Berapakah takaran "harga" perempuan yang ditawarkan novel itu? Menimbang kebejatan Wirono, Bendoro, Jono, Parman, atau Andi yang meski berkenan menyelamatkan Tini (tapi menolak komitmen pernikahan), "jangan-jangan" tidak ada takaran harga bagi perempuan. Harga Simbok dan Tini hanya tergantung bagaimana para lelaki memperlakukannya. Seamsal barang rongsokan, tergantung bagaimana pengguna mengukur manfaatnya. Tak ada takaran harga pasti. Agaknya, di sinilah pentingnya realitas keterpurukan Simbok, Tini, dan Murti (anak perempuan Tini dari perkawinannya dengan Jono) yang digambarkan pengarang dengan cara bertutur bersahaja. Nestapa Tini seperti mendaur ulang luka lama Simbok. Bedanya, Tini bukan perempuan yang nrimo.
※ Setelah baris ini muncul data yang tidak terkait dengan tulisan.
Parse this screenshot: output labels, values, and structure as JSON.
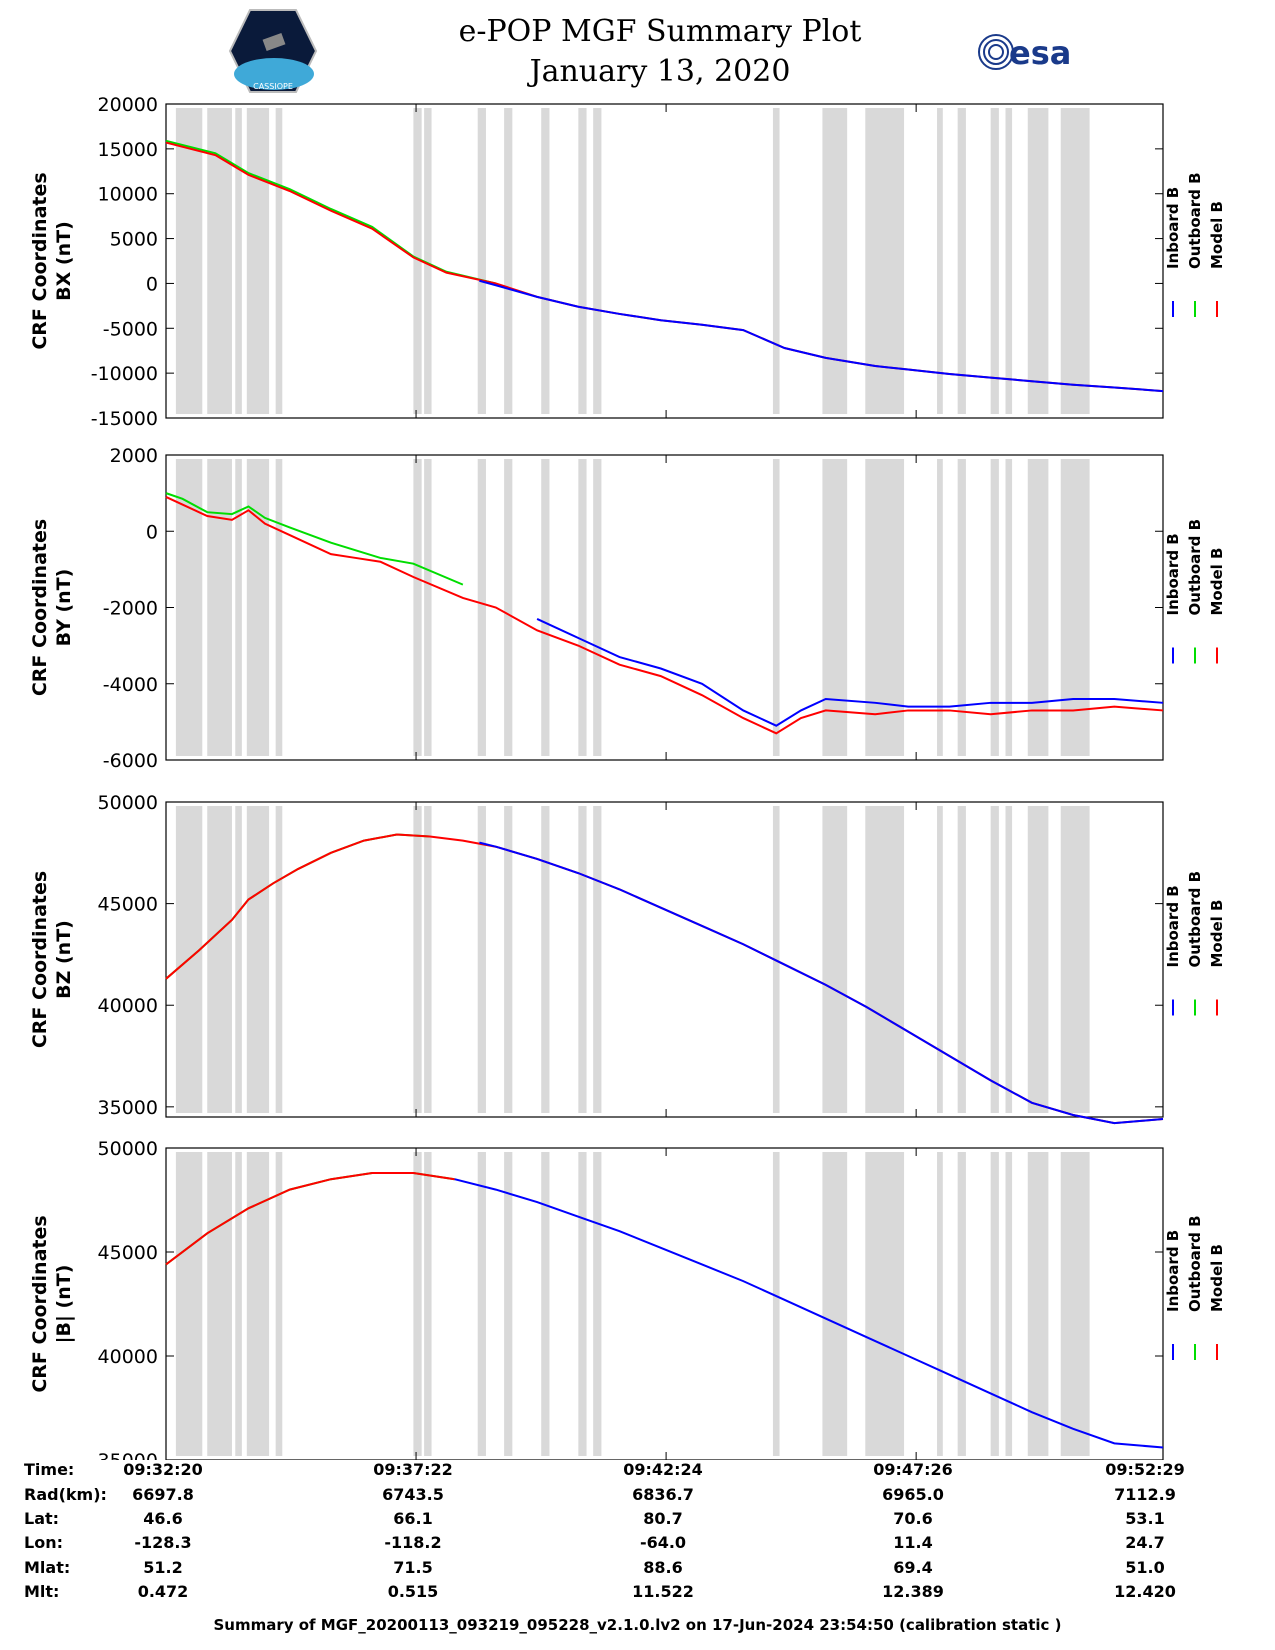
{
  "header": {
    "title": "e-POP MGF Summary Plot",
    "date": "January 13, 2020",
    "left_logo": "cassiope-mission-logo",
    "left_logo_text": "CASSIOPE",
    "right_logo": "esa-logo",
    "right_logo_text": "esa"
  },
  "colors": {
    "inboard": "#0000ff",
    "outboard": "#00dd00",
    "model": "#ff0000",
    "gap": "#d9d9d9"
  },
  "chart_data": [
    {
      "type": "line",
      "ylabel_line1": "CRF Coordinates",
      "ylabel_line2": "BX (nT)",
      "ylim": [
        -15000,
        20000
      ],
      "yticks": [
        20000,
        15000,
        10000,
        5000,
        0,
        -5000,
        -10000,
        -15000
      ],
      "xlim": [
        0,
        1209
      ],
      "legend": [
        "Inboard B",
        "Outboard B",
        "Model B"
      ],
      "series": [
        {
          "name": "Outboard B",
          "x": [
            0,
            60,
            100,
            150,
            200,
            250,
            300,
            340,
            400
          ],
          "values": [
            15900,
            14500,
            12300,
            10500,
            8300,
            6300,
            3000,
            1300,
            0
          ]
        },
        {
          "name": "Model B",
          "x": [
            0,
            60,
            100,
            150,
            200,
            250,
            300,
            340,
            400,
            450,
            500,
            550,
            600,
            650,
            700,
            750,
            800,
            860,
            900,
            950,
            1000,
            1050,
            1100,
            1150,
            1209
          ],
          "values": [
            15700,
            14300,
            12100,
            10300,
            8100,
            6100,
            2900,
            1200,
            0,
            -1500,
            -2600,
            -3400,
            -4100,
            -4600,
            -5200,
            -7200,
            -8300,
            -9200,
            -9600,
            -10100,
            -10500,
            -10900,
            -11300,
            -11600,
            -12000
          ]
        },
        {
          "name": "Inboard B",
          "x": [
            380,
            400,
            450,
            500,
            550,
            600,
            650,
            700,
            750,
            800,
            860,
            900,
            950,
            1000,
            1050,
            1100,
            1150,
            1209
          ],
          "values": [
            300,
            -200,
            -1500,
            -2600,
            -3400,
            -4100,
            -4600,
            -5200,
            -7200,
            -8300,
            -9200,
            -9600,
            -10100,
            -10500,
            -10900,
            -11300,
            -11600,
            -12000
          ]
        }
      ]
    },
    {
      "type": "line",
      "ylabel_line1": "CRF Coordinates",
      "ylabel_line2": "BY (nT)",
      "ylim": [
        -6000,
        2000
      ],
      "yticks": [
        2000,
        0,
        -2000,
        -4000,
        -6000
      ],
      "xlim": [
        0,
        1209
      ],
      "legend": [
        "Inboard B",
        "Outboard B",
        "Model B"
      ],
      "series": [
        {
          "name": "Outboard B",
          "x": [
            0,
            20,
            50,
            80,
            100,
            120,
            150,
            200,
            230,
            260,
            300,
            360
          ],
          "values": [
            1000,
            850,
            500,
            450,
            650,
            350,
            100,
            -300,
            -500,
            -700,
            -850,
            -1400
          ]
        },
        {
          "name": "Model B",
          "x": [
            0,
            20,
            50,
            80,
            100,
            120,
            150,
            200,
            230,
            260,
            300,
            360,
            400,
            450,
            500,
            550,
            600,
            650,
            700,
            740,
            770,
            800,
            860,
            900,
            950,
            1000,
            1050,
            1100,
            1150,
            1209
          ],
          "values": [
            900,
            700,
            400,
            300,
            550,
            200,
            -100,
            -600,
            -700,
            -800,
            -1200,
            -1750,
            -2000,
            -2600,
            -3000,
            -3500,
            -3800,
            -4300,
            -4900,
            -5300,
            -4900,
            -4700,
            -4800,
            -4700,
            -4700,
            -4800,
            -4700,
            -4700,
            -4600,
            -4700
          ]
        },
        {
          "name": "Inboard B",
          "x": [
            450,
            500,
            550,
            600,
            650,
            700,
            740,
            770,
            800,
            860,
            900,
            950,
            1000,
            1050,
            1100,
            1150,
            1209
          ],
          "values": [
            -2300,
            -2800,
            -3300,
            -3600,
            -4000,
            -4700,
            -5100,
            -4700,
            -4400,
            -4500,
            -4600,
            -4600,
            -4500,
            -4500,
            -4400,
            -4400,
            -4500
          ]
        }
      ]
    },
    {
      "type": "line",
      "ylabel_line1": "CRF Coordinates",
      "ylabel_line2": "BZ (nT)",
      "ylim": [
        34500,
        50000
      ],
      "yticks": [
        50000,
        45000,
        40000,
        35000
      ],
      "xlim": [
        0,
        1209
      ],
      "legend": [
        "Inboard B",
        "Outboard B",
        "Model B"
      ],
      "series": [
        {
          "name": "Outboard B",
          "x": [
            0,
            40,
            80,
            100,
            130,
            160,
            200,
            240,
            280,
            320
          ],
          "values": [
            41300,
            42700,
            44200,
            45200,
            46000,
            46700,
            47500,
            48100,
            48400,
            48300
          ]
        },
        {
          "name": "Model B",
          "x": [
            0,
            40,
            80,
            100,
            130,
            160,
            200,
            240,
            280,
            320,
            360,
            400,
            450,
            500,
            550,
            600,
            650,
            700,
            750,
            800,
            850,
            900,
            950,
            1000,
            1050,
            1100,
            1150,
            1209
          ],
          "values": [
            41300,
            42700,
            44200,
            45200,
            46000,
            46700,
            47500,
            48100,
            48400,
            48300,
            48100,
            47800,
            47200,
            46500,
            45700,
            44800,
            43900,
            43000,
            42000,
            41000,
            39900,
            38700,
            37500,
            36300,
            35200,
            34600,
            34200,
            34400
          ]
        },
        {
          "name": "Inboard B",
          "x": [
            380,
            400,
            450,
            500,
            550,
            600,
            650,
            700,
            750,
            800,
            850,
            900,
            950,
            1000,
            1050,
            1100,
            1150,
            1209
          ],
          "values": [
            48000,
            47800,
            47200,
            46500,
            45700,
            44800,
            43900,
            43000,
            42000,
            41000,
            39900,
            38700,
            37500,
            36300,
            35200,
            34600,
            34200,
            34400
          ]
        }
      ]
    },
    {
      "type": "line",
      "ylabel_line1": "CRF Coordinates",
      "ylabel_line2": "|B| (nT)",
      "ylim": [
        35000,
        50000
      ],
      "yticks": [
        50000,
        45000,
        40000,
        35000
      ],
      "xlim": [
        0,
        1209
      ],
      "legend": [
        "Inboard B",
        "Outboard B",
        "Model B"
      ],
      "series": [
        {
          "name": "Outboard B",
          "x": [
            0,
            50,
            100,
            150,
            200,
            250,
            300,
            350
          ],
          "values": [
            44400,
            45900,
            47100,
            48000,
            48500,
            48800,
            48800,
            48500
          ]
        },
        {
          "name": "Model B",
          "x": [
            0,
            50,
            100,
            150,
            200,
            250,
            300,
            350
          ],
          "values": [
            44400,
            45900,
            47100,
            48000,
            48500,
            48800,
            48800,
            48500
          ]
        },
        {
          "name": "Inboard B",
          "x": [
            350,
            400,
            450,
            500,
            550,
            600,
            650,
            700,
            750,
            800,
            850,
            900,
            950,
            1000,
            1050,
            1100,
            1150,
            1209
          ],
          "values": [
            48500,
            48000,
            47400,
            46700,
            46000,
            45200,
            44400,
            43600,
            42700,
            41800,
            40900,
            40000,
            39100,
            38200,
            37300,
            36500,
            35800,
            35600
          ]
        }
      ]
    }
  ],
  "gaps": [
    [
      12,
      44
    ],
    [
      50,
      80
    ],
    [
      84,
      92
    ],
    [
      98,
      125
    ],
    [
      133,
      141
    ],
    [
      300,
      310
    ],
    [
      313,
      322
    ],
    [
      378,
      388
    ],
    [
      410,
      420
    ],
    [
      455,
      465
    ],
    [
      500,
      510
    ],
    [
      518,
      528
    ],
    [
      736,
      744
    ],
    [
      796,
      826
    ],
    [
      848,
      895
    ],
    [
      935,
      942
    ],
    [
      960,
      970
    ],
    [
      1000,
      1010
    ],
    [
      1018,
      1026
    ],
    [
      1045,
      1070
    ],
    [
      1085,
      1120
    ]
  ],
  "info": {
    "labels": [
      "Time:",
      "Rad(km):",
      "Lat:",
      "Lon:",
      "Mlat:",
      "Mlt:"
    ],
    "columns": [
      [
        "09:32:20",
        "6697.8",
        "46.6",
        "-128.3",
        "51.2",
        "0.472"
      ],
      [
        "09:37:22",
        "6743.5",
        "66.1",
        "-118.2",
        "71.5",
        "0.515"
      ],
      [
        "09:42:24",
        "6836.7",
        "80.7",
        "-64.0",
        "88.6",
        "11.522"
      ],
      [
        "09:47:26",
        "6965.0",
        "70.6",
        "11.4",
        "69.4",
        "12.389"
      ],
      [
        "09:52:29",
        "7112.9",
        "53.1",
        "24.7",
        "51.0",
        "12.420"
      ]
    ]
  },
  "footer": "Summary of MGF_20200113_093219_095228_v2.1.0.lv2 on 17-Jun-2024 23:54:50 (calibration static )"
}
Baginya, ketertindasan itu bukan karena pulung gantung (Tini bahkan tak percaya mitos konyol itu), bukan pula karena suratan takdir, melainkan karena ulah laki-laki. Maka, ia harus melawan, meski akhirnya tetap kalah (dikalahkan?). Puncak kemurkaan Tini terjadi pada sebuah malam jahanam saat ia menikamkan belati ke perut Jono, persis saat suaminya itu sedang berhimpitan dengan Suti, ronggeng dari Karangnongko. Alih-alih menebus gadaian pada Parman, Jono malah berniat menikah lagi dengan Suti. Digondolnya tabungan Tini selama bekerja hampir 5 tahun sebagai pemijat plus. Alhasil, Jono mati bersimbah darah di tangan istrinya sendiri, Tini meringkuk di penjara. Kalah jadi abu, menang jadi arang. Tak lama kemudian Simbok bunuh diri setelah melihat pulung gantung untuk ke sekian kalinya.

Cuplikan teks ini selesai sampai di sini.